I struggled to get to 33 tracks on my 1983 playlist; for this one, I had difficulty cutting it off at 40. I could’ve easily put together an all-post-punk/new wave version with as many songs, or an all Brit edition or even an American Top 40 variety; I’m sure a solid American-indie representation of 1982’s out there somewhere, curated by a soul with more firsthand knowledge of it than myself.

What I’ve ended up with, naturally, is a blend of all of the above that still leans heavily towards post-punk/new wave because there’s just so goddamn much of it: The Cure entering their goth-pop phase with a newfound emphasis on the latter, The (English) Beat ever more sophisticated and expansive with “Save It For Later”, quirky one-offs like Haircut 100 and Wall of Voodoo claiming their moment in the sun, synth-pop now officially a chart-worthy thing, as witnessed by Yaz’s venerable ballad and Missing Persons’ El Lay take on the genre; even relative “veterans” like Sparks and Kate Bush bending their sounds and styles to fit into and, at least in Bush’s case redefine the genre.

There’s also a bunch of R&B/rock mutations: Grace Jones furthering the genre-splicing she perfected the previous year, Kid Creole and The Coconuts sharpening their bon vivant take on New Wave, Prince swaggering his way into the top ten of the Billboard Hot 100 for the first time and even Thin Lizzy’s Phil Lynott, a black rock pioneer going unapologetically, disarmingly pop (with baroque trumpet solo, even!)

Predictably, I couldn’t ignore those mainstream hits that made an indelible impression on my seven-year-old brain. I’ve spared you such cheese as “Key Largo” and Taco’s “Puttin’ On The Ritz” but have made room for Bee Gees-produced Dionne Warwick (Gibb a much better Barry for her than Manilow), the smooth, hook-laden reassurance of the Alan Parsons Project, Stevie Wonder’s last great single, one of Paul McCartney’s best forgotten ones, and of course, “Goody Two Shoes”, Adam Ant’s only early 80s American top 40 hit (in this case, us Yanks chose the best, most endearing one.)

Despite the abundance of Brits represented, I’m more interested in that American-indie contingent I was far too young to know at the time.

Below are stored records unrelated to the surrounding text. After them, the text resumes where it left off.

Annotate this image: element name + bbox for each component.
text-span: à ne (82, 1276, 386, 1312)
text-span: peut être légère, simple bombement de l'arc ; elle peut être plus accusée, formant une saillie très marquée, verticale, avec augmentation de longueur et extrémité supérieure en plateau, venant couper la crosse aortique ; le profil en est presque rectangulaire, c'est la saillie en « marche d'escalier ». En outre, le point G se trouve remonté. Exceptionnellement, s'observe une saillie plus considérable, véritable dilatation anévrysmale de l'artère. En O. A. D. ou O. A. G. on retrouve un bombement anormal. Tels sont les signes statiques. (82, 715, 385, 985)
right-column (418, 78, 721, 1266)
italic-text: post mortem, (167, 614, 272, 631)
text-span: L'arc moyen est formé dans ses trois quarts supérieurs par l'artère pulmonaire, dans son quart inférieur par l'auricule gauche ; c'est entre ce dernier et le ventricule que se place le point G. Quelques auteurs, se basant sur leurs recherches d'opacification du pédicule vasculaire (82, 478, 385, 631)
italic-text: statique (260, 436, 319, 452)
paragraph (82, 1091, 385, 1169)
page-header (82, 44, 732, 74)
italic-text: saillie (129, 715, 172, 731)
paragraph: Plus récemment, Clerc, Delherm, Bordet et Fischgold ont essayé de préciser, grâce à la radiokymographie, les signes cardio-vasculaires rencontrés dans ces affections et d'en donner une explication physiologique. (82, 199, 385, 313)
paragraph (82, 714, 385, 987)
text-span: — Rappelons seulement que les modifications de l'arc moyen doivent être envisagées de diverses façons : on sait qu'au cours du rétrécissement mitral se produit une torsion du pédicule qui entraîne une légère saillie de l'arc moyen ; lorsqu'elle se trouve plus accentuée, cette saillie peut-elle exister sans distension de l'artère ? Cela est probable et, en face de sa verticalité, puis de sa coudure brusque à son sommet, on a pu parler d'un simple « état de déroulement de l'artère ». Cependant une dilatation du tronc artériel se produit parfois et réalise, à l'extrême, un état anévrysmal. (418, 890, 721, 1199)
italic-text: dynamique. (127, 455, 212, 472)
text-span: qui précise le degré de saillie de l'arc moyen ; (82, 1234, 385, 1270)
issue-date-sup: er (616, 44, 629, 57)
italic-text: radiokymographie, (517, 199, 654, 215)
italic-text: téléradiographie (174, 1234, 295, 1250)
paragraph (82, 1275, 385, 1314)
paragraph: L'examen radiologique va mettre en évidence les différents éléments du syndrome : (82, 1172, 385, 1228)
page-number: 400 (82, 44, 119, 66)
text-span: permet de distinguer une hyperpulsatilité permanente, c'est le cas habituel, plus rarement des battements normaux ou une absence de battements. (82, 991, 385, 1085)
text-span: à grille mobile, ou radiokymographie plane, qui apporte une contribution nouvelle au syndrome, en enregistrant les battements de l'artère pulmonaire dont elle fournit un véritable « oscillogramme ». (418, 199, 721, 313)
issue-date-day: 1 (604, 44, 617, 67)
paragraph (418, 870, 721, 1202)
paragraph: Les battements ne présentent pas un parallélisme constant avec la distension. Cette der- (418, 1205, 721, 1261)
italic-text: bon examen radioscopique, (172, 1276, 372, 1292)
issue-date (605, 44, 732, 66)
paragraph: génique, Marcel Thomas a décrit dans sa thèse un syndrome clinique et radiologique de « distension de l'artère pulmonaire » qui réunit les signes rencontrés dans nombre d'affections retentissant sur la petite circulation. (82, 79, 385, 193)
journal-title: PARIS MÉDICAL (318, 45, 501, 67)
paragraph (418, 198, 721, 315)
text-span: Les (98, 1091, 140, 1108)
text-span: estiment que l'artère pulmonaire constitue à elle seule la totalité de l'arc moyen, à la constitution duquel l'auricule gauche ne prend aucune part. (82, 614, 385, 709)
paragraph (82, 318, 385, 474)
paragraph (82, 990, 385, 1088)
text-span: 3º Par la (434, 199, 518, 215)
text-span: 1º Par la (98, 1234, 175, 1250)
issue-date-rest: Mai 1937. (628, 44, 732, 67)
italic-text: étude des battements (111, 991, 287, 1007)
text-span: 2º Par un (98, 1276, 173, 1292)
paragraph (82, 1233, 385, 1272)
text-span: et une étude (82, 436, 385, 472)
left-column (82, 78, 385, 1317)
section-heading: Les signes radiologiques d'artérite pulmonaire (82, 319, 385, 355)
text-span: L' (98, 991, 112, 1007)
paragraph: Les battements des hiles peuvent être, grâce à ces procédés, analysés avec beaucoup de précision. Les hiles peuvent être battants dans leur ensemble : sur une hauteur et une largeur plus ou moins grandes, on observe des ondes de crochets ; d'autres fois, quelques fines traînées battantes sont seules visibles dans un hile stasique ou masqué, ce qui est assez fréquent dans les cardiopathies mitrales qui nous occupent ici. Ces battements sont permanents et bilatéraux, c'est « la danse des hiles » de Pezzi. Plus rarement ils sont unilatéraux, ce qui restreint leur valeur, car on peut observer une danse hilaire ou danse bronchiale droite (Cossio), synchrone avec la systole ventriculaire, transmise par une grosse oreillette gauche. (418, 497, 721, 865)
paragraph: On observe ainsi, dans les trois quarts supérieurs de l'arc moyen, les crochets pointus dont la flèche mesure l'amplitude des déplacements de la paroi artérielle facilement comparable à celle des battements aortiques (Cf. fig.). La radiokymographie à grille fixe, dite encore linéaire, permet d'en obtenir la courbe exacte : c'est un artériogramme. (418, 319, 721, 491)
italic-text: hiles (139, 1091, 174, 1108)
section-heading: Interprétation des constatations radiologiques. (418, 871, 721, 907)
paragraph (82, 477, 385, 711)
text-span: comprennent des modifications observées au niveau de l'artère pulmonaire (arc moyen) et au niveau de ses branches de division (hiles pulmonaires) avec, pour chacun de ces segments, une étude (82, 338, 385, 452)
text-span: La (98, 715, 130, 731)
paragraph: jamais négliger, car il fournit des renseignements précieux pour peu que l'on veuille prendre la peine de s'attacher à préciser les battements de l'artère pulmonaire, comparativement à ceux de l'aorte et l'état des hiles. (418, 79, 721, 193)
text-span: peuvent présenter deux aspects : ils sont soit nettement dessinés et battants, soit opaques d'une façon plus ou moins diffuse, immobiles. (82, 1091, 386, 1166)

Some days, “Mesopotamia” is my favorite B-52’s song, riding texture and a groove unlike any of their other standards (Fred Schneider’s bolstering “Before I talk, I should READ a BOOK!” is just the icing on a multi-layered cake); other days, I hear “Wolves, Lower”, the opener from R.E.M.’s first EP Chronic Town and it’s as fresh and exciting and enigmatic as it ever was, even compared to all the era-defining things they’d make over the next decade.